What the TanStack npm compromise tells us about software trust.

On May 11, someone published malicious versions of 42 TanStack packages to npm. If you ran npm install in the wrong six-minute window, the payload pulled your cloud keys, GitHub tokens, SSH keys, and npm credentials off the machine. Then it used the stolen npm tokens to republish other packages the victims maintained. A worm.
The payload isn't what catches our attention, actually. The interesting part is how it got there.

Nobody phished a maintainer or stole a password. The attacker exploited a misconfiguration in TanStack's CI/CD pipeline and published malware under TanStack's own trusted identity. From npm's side of the wire, these were legitimate releases, signed, and provenanced.

That should bother people more than it does. Most of the software supply chain still runs on the assumption that "it came from the real publisher" implies "it does what it claims." That assumption is getting harder to defend. CI/CD pipelines are sprawling, built from third-party parts, and each part is its own attack surface. And on top of that, AI is now writing code faster than anyone can review it. Code that lands in the same registries, behind the same trust signals, with the same install-time execution privileges.

Review and testing aren't going away, and shouldn't. But they were calibrated for a slower world, and they were never meant to carry this much weight on their own.

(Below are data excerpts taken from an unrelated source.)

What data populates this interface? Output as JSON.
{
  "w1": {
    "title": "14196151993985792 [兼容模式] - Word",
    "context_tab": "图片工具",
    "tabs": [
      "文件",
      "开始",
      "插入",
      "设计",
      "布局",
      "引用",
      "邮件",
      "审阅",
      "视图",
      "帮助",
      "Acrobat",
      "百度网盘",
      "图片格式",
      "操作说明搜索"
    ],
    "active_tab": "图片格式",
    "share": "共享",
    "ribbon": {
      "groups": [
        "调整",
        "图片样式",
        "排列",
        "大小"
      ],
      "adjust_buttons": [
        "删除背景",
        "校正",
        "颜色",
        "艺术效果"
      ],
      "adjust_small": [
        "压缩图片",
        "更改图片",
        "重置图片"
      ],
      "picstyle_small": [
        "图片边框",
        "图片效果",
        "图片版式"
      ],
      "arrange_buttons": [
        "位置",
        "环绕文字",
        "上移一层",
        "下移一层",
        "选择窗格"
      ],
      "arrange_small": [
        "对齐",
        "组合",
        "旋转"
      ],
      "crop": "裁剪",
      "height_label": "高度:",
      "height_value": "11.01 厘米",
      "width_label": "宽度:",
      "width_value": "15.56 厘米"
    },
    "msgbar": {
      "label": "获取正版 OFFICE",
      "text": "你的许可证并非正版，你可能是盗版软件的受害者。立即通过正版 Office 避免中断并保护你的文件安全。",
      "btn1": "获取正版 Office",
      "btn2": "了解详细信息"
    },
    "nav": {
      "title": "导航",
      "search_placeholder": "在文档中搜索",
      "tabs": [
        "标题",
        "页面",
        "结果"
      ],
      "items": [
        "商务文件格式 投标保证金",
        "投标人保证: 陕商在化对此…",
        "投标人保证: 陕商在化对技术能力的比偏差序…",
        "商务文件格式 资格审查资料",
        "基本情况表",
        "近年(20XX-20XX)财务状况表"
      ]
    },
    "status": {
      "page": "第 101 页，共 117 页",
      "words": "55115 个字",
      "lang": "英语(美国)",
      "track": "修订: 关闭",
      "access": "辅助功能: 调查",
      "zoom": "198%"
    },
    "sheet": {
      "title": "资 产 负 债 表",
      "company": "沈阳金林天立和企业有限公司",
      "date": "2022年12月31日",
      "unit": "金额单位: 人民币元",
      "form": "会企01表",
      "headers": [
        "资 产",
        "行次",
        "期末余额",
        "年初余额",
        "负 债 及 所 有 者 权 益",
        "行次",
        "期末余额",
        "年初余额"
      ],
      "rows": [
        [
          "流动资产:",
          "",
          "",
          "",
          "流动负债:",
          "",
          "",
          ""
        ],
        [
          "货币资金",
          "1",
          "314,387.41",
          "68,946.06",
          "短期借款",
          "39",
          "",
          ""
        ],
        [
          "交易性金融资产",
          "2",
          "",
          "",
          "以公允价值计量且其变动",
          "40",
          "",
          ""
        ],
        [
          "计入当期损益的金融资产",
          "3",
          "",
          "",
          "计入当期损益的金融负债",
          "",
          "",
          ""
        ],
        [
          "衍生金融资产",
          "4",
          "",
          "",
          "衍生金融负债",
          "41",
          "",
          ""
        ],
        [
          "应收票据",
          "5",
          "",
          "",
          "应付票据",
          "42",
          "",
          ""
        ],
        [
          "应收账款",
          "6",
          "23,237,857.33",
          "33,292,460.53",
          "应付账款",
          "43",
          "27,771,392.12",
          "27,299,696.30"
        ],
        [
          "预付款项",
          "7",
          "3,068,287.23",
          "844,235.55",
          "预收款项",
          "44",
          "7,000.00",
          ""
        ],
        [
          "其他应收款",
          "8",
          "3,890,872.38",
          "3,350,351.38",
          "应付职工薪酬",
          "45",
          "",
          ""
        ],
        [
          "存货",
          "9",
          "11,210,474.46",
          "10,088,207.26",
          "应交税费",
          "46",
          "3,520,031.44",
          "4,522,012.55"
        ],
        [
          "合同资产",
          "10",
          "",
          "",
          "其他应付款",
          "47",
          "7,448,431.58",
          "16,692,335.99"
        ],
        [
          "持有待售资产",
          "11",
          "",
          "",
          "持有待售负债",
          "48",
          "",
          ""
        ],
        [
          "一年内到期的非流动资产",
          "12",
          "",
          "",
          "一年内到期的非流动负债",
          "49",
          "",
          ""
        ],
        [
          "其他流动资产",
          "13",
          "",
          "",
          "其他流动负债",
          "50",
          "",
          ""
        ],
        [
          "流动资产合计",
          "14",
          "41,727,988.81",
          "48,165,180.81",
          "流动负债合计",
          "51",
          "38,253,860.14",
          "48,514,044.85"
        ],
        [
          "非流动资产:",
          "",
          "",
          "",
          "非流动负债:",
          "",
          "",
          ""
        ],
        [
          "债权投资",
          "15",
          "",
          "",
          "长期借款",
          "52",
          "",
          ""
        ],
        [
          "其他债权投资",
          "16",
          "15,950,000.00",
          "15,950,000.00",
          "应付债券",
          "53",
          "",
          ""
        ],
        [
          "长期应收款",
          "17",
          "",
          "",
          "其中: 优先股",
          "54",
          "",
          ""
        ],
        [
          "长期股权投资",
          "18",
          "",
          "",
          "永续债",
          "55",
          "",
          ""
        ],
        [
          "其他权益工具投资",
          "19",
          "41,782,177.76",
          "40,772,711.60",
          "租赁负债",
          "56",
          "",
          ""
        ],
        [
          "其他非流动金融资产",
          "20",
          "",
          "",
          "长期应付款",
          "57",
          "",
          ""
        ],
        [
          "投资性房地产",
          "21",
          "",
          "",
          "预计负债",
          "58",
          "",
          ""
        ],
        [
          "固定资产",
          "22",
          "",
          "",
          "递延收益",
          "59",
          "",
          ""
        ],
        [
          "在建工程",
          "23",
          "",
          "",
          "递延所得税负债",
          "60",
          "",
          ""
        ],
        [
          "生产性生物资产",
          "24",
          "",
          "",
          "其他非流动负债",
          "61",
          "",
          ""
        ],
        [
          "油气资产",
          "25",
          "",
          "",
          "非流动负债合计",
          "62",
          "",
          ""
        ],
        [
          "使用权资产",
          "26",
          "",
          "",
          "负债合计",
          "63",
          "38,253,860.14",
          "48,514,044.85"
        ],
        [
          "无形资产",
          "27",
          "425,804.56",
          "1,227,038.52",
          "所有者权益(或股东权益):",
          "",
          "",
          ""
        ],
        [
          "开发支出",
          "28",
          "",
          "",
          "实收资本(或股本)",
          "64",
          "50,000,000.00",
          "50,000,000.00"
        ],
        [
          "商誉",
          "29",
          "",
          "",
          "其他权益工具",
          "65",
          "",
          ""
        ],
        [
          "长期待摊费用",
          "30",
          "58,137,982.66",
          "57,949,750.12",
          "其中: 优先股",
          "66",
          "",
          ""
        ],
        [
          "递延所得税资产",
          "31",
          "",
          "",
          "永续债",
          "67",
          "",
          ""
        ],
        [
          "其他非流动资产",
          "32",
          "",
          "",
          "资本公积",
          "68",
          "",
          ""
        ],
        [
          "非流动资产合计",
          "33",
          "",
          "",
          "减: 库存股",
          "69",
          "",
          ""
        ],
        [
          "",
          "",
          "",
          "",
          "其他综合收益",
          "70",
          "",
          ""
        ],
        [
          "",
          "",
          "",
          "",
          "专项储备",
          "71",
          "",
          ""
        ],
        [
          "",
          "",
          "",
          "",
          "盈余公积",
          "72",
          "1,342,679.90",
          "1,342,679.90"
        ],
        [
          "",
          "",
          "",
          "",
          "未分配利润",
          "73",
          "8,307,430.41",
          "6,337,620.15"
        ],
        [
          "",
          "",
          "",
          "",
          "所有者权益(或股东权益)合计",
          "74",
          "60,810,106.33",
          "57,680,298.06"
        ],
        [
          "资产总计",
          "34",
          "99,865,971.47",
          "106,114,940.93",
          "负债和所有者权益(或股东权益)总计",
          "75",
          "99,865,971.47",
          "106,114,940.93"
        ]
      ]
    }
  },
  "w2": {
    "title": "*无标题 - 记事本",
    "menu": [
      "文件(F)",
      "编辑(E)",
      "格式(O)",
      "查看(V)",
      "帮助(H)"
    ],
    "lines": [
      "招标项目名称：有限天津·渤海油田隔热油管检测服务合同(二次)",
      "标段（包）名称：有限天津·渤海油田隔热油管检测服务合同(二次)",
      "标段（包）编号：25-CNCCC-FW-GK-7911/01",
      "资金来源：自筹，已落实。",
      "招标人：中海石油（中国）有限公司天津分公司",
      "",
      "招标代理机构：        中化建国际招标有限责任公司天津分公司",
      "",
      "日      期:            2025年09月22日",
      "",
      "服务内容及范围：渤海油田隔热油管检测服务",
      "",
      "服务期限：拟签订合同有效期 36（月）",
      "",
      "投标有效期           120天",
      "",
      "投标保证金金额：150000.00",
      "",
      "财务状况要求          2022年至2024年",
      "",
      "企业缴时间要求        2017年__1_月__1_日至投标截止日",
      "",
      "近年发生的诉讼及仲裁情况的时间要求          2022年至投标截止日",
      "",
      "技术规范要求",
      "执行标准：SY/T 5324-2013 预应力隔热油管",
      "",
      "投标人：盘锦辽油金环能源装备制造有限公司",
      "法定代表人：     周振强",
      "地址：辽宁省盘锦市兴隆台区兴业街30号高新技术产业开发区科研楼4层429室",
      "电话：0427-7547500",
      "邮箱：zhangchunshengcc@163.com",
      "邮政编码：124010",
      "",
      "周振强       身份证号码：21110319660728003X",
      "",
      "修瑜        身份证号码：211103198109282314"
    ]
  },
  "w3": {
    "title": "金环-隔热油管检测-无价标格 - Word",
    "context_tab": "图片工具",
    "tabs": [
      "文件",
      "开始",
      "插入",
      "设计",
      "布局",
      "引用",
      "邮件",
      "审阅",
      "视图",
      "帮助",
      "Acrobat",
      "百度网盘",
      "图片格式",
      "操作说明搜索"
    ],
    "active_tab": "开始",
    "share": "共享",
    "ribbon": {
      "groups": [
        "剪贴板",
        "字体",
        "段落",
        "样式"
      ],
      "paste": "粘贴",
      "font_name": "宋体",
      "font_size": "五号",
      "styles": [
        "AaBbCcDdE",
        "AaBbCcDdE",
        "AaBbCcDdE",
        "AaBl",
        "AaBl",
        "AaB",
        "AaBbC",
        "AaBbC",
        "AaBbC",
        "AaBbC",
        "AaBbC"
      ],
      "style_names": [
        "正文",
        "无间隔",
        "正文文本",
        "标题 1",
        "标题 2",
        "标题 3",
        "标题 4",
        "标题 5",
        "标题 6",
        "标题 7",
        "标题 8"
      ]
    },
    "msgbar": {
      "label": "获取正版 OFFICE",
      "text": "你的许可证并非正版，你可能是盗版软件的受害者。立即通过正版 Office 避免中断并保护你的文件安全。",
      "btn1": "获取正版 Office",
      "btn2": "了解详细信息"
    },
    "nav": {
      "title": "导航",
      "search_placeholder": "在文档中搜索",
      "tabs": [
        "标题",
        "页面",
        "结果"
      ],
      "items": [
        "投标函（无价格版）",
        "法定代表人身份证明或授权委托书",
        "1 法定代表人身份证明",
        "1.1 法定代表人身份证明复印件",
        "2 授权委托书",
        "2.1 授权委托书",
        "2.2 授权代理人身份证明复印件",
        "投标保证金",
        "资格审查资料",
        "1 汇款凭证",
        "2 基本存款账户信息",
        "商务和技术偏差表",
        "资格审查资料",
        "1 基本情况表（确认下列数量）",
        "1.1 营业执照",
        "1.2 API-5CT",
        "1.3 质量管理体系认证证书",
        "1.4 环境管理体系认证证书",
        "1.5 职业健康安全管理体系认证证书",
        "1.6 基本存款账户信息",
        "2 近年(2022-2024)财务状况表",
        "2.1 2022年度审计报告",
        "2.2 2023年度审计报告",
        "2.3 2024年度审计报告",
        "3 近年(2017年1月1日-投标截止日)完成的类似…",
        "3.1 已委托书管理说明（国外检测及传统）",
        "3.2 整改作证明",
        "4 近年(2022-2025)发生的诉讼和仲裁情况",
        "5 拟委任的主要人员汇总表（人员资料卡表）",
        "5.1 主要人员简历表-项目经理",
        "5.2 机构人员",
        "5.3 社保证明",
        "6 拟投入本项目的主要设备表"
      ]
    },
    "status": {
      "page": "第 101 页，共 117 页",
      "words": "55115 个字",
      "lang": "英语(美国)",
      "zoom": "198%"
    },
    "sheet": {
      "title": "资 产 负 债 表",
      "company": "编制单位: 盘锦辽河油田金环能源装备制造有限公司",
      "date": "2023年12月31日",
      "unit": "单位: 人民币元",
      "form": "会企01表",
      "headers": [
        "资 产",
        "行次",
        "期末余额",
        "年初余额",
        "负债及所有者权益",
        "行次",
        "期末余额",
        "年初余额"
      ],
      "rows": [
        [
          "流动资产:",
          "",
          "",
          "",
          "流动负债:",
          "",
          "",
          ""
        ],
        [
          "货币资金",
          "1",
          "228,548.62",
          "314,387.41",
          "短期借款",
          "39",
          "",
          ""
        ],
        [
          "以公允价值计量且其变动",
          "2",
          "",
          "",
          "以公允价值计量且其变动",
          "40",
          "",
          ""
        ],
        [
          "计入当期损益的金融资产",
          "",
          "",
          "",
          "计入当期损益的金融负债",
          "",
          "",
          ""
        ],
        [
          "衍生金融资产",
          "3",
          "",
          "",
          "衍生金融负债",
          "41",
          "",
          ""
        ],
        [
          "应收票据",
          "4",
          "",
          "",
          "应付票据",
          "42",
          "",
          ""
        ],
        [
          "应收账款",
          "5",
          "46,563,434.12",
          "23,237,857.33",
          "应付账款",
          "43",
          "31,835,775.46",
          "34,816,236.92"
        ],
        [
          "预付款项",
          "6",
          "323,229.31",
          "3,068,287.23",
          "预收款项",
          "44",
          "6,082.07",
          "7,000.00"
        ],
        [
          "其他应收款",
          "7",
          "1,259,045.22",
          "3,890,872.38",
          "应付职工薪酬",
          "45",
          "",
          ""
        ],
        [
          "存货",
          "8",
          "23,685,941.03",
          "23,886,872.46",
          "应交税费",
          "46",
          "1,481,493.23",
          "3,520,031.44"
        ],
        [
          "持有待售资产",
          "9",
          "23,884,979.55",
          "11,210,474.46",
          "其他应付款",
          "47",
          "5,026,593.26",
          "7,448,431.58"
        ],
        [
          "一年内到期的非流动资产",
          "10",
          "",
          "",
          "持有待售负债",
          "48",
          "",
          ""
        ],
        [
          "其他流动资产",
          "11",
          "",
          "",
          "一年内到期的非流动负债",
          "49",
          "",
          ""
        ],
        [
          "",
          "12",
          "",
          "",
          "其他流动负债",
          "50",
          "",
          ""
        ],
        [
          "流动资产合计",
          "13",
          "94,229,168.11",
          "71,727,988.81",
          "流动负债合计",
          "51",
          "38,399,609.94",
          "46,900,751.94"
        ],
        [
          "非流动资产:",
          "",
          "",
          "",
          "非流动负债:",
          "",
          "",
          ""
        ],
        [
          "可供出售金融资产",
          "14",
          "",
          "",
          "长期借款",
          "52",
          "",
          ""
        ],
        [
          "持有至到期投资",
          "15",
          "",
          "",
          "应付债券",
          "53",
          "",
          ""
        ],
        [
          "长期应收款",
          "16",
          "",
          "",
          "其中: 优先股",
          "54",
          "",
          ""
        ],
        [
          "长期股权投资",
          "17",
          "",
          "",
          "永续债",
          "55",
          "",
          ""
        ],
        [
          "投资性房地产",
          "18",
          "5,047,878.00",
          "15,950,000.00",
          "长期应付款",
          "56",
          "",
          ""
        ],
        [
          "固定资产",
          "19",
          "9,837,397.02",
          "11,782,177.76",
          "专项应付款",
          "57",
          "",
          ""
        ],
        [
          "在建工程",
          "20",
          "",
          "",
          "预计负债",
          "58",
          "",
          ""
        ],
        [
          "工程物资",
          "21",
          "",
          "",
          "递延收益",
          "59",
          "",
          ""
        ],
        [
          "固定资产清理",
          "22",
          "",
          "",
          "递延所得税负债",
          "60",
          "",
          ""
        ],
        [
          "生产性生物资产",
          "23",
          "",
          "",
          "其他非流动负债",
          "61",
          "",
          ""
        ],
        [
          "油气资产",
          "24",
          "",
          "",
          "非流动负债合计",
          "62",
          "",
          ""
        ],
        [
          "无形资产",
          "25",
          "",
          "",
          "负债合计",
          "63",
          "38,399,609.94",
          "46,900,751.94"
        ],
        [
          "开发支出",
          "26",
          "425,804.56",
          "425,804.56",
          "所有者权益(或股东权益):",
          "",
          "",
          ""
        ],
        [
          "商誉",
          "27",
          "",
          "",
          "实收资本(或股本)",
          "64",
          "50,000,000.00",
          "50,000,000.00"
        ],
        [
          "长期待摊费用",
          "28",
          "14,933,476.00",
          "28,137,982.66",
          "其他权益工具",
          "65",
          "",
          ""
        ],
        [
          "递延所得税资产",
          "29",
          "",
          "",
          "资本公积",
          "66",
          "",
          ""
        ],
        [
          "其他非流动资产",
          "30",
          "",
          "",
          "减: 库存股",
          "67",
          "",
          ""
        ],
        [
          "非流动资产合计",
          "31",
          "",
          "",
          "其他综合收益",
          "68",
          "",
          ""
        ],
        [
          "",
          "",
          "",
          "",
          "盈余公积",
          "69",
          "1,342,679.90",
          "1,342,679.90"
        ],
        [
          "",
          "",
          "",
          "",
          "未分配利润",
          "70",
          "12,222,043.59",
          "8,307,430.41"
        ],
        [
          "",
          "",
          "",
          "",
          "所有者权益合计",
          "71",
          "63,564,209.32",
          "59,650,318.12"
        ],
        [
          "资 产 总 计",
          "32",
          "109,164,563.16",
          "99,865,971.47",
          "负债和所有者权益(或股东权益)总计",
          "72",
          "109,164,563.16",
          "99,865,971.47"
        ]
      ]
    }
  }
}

As a teaching moment for all of us, some of the available defenses that actually work against this class of attack are unglamorous and mostly known: pin dependencies by exact version and integrity hash, disable install scripts by default, treat CI runners as part of your project's attack surface and scope their secrets narrowly, audit pull_request_target and similar workflow triggers, and monitor your dependency graph for newly published versions and unusual install behavior.

TanStack will recover, but collectively, we need to ensure that the structural problem won't.